Eric Hobsbawm (1917-2012) and History Stardom

The death on October 1 of Eric Hobsbawm at the age of 95 marks the end of an era.  Indeed, Marc Mulholland calls him “the Twentieth Century’s Greatest Historian.”  (The Guardian‘s obituary is here; more comments here).

Eric Hobsbawm, 1917-2012 (Photo BBC) 

For those who fear that his passing also heralds the demise of Marxist history, there is comforting news from England, where reports of a young generation enthralled by Hobsbawm will certainly make many a (male) historian’s heart beat faster.

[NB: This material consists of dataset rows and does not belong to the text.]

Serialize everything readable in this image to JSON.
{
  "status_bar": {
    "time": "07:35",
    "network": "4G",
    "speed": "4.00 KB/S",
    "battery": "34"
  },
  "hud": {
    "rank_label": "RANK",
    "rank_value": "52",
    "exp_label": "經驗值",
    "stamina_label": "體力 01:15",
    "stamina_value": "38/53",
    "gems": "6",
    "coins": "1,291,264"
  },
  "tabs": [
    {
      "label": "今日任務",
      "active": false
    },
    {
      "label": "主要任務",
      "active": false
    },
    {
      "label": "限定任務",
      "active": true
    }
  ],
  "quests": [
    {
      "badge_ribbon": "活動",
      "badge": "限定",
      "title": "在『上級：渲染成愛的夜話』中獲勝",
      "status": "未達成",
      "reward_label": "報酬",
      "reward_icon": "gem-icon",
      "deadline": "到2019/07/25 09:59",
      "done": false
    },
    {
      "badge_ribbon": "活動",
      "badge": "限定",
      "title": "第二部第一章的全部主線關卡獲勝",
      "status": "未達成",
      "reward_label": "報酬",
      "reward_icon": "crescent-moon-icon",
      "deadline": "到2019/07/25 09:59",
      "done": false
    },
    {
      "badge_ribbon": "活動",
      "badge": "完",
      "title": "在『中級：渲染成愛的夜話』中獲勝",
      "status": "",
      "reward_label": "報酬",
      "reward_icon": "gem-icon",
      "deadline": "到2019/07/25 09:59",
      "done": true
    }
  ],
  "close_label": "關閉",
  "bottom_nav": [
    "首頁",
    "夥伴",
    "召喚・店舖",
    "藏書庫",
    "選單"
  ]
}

1 thought on “Eric Hobsbawm (1917-2012) and History Stardom

  1. It’s not just that he was a Marxist historian, he was a Marxist, full stop.

    http://bostonglobe.com/opinion/2012/10/13/true-moral-giant-and-dogmatic-leftist-creep/jlnwDU6jUSpm8O8ZeBRnzK/story.html

    Hobsbawm [was] a card-carrying member of the Communist Party from his teens until the collapse of the Soviet Union in 1991. Long after it was evident to even true believers that the Bolshevik Revolution had unleashed a nightmare of blood, Hobsbawm went on defending, minimizing, and excusing the crimes of communism.

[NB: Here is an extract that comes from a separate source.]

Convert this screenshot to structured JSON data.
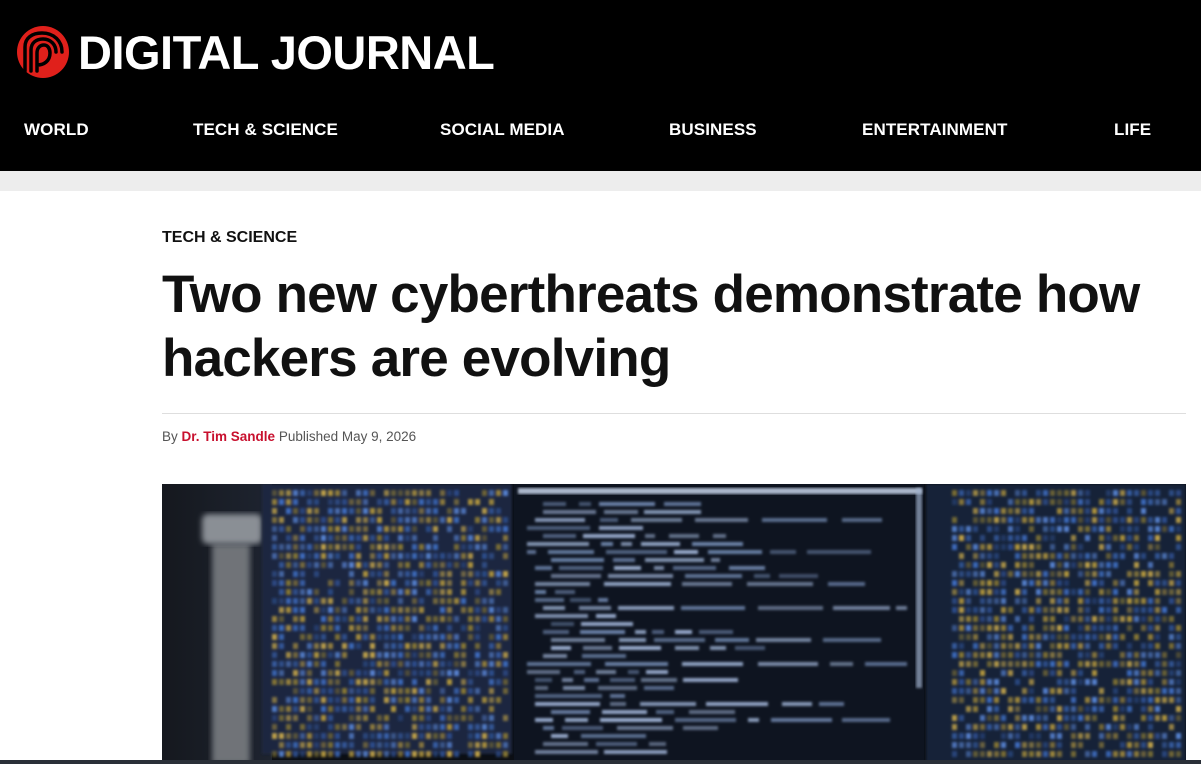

    Interviewed on the BBC in 1994, he was asked whether he would have shunned the Communist Party had he known in 1934 that Stalin was butchering innocent human beings by the millions. “Probably not,” he answered — after all, at the time he believed he was signing up for world revolution. Taken aback by such indifference to carnage, the interviewer pressed the point. Was Hobsbawm saying that if a communist paradise had actually been created, “the loss of 15, 20 million people might have been justified?” Hobsbawm’s answer: “Yes.”